If you are planting a bed of perennials in your yard, you should mulch it immediately upon planting. While mulch can be organic or inorganic, try to use an organic mulch. This type of mulch is best for perennials because it breaks down over time to enrich the surrounding soil.
How To Mulch Perennials
After planting, you should only apply two inches of organic mulch to the perennial bed. Any more and the soil will retain too much moisture and less than that will not offer the protection and support usually provided by mulch. As you notice the mulch compacting and decomposing, you can apply additional mulch but make sure the depth does not exceed two inches.
With a vacuum leaf mulcher you can easily gather your own organic waste and turn it into fine mulch yourself.

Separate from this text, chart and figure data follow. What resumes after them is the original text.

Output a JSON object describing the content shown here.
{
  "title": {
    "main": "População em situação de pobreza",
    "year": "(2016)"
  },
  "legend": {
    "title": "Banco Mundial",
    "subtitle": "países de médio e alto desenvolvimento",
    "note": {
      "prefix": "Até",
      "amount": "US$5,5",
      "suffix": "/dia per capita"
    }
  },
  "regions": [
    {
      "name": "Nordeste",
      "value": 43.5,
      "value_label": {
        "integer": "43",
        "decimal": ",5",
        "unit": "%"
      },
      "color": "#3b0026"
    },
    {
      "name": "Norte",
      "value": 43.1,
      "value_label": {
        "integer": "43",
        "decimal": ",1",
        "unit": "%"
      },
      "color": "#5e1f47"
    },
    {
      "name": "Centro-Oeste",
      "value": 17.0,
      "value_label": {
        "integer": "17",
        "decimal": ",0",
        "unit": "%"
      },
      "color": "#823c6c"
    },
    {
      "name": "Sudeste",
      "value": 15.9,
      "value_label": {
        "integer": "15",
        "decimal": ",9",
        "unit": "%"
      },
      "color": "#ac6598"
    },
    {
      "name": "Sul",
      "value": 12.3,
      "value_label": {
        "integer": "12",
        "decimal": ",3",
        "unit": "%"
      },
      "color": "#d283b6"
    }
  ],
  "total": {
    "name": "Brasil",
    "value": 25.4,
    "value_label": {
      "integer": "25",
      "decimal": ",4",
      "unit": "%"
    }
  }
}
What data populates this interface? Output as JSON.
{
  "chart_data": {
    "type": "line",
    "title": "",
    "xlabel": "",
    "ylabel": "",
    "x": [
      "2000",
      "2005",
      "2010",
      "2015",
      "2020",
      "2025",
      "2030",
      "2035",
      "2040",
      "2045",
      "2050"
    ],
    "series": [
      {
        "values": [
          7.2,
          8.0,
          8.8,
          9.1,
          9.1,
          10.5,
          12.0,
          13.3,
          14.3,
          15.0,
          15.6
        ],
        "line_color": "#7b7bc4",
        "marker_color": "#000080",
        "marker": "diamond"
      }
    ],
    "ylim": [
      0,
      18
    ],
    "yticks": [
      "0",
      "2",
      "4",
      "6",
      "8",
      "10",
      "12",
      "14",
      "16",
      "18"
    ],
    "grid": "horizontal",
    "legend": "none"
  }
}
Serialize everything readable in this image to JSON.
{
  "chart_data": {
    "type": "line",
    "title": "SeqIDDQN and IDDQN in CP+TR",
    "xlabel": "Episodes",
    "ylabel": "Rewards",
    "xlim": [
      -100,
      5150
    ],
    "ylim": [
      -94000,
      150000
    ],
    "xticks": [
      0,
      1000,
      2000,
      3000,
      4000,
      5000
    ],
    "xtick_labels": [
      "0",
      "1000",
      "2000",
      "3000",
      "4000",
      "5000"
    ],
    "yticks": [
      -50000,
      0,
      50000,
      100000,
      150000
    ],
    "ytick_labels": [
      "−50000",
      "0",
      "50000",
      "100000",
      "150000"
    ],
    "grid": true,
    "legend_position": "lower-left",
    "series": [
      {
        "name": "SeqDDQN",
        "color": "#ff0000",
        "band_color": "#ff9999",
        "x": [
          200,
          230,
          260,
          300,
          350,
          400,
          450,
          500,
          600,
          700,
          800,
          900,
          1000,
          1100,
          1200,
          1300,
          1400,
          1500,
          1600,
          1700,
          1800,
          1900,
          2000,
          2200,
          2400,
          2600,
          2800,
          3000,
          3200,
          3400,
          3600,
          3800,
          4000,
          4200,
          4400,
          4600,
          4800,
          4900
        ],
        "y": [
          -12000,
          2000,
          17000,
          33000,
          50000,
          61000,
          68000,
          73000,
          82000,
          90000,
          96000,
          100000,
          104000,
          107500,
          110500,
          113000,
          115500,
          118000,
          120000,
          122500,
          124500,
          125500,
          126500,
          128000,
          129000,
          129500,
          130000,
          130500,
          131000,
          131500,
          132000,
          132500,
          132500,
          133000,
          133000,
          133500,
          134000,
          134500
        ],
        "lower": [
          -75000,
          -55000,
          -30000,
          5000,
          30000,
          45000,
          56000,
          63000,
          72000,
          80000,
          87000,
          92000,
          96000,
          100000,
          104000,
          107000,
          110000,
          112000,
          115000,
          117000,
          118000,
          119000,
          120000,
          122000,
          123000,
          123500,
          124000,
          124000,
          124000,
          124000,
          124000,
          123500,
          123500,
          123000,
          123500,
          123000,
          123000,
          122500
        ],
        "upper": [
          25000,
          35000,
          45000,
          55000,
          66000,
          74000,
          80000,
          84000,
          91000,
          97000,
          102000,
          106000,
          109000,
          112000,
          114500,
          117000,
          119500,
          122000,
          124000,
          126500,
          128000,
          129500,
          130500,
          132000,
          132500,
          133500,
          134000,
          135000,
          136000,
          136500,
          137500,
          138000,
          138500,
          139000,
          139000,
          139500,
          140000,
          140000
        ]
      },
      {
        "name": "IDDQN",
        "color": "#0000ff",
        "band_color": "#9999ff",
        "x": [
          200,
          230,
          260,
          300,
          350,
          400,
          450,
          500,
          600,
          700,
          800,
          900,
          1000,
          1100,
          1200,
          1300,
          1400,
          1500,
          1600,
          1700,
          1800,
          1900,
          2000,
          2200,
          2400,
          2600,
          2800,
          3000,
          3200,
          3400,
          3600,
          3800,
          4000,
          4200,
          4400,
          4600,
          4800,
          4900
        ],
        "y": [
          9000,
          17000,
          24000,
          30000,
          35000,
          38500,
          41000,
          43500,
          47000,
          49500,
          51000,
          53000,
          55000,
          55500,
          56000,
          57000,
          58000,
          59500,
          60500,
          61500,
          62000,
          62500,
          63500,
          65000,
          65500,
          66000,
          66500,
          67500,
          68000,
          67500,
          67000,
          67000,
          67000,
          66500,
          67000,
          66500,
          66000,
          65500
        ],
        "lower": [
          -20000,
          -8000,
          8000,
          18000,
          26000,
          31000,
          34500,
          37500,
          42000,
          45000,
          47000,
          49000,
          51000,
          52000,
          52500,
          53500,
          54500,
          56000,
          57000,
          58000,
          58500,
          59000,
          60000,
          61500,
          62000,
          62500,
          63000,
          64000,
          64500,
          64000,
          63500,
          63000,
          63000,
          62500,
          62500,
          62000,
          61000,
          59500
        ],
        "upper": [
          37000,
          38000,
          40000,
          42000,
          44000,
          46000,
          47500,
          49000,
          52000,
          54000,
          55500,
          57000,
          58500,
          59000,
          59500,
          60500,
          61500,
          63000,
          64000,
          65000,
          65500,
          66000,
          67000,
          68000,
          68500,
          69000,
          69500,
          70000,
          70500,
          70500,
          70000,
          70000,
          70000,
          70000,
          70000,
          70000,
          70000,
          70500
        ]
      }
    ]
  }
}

When you put the mulch in the perennial bed, you do not want to crowd the plants with the organic matter. Instead, leave a space of a few inches around the crown of each plant so that they do not get smothered by the mulch.
Best Time of Year To Mulch Perennials
As with many other garden chores, the best time of year to mulch your perennial bed is in the late spring. This should be right the when soil begins to warm. Applying the mulch at this time prevents weeds from growing in the bed. Of course, if you are planting or moving your perennials in the fall, you can apply mulch later in the year. After the soil hits freezing temperatures, it is best to add three to four inches of mulch in an attempt to avoid frost heaving.
As with any other plant, mulching your perennial bed helps to reduce weeding and retain moisture. As the organic matter decomposes and breaks down, it adds nutrients to the soil, which is great for the health of the perennials. And if you keep the layer of mulch throughout the year, it keeps the temperature of the soil steady, which maintains the health of the plants.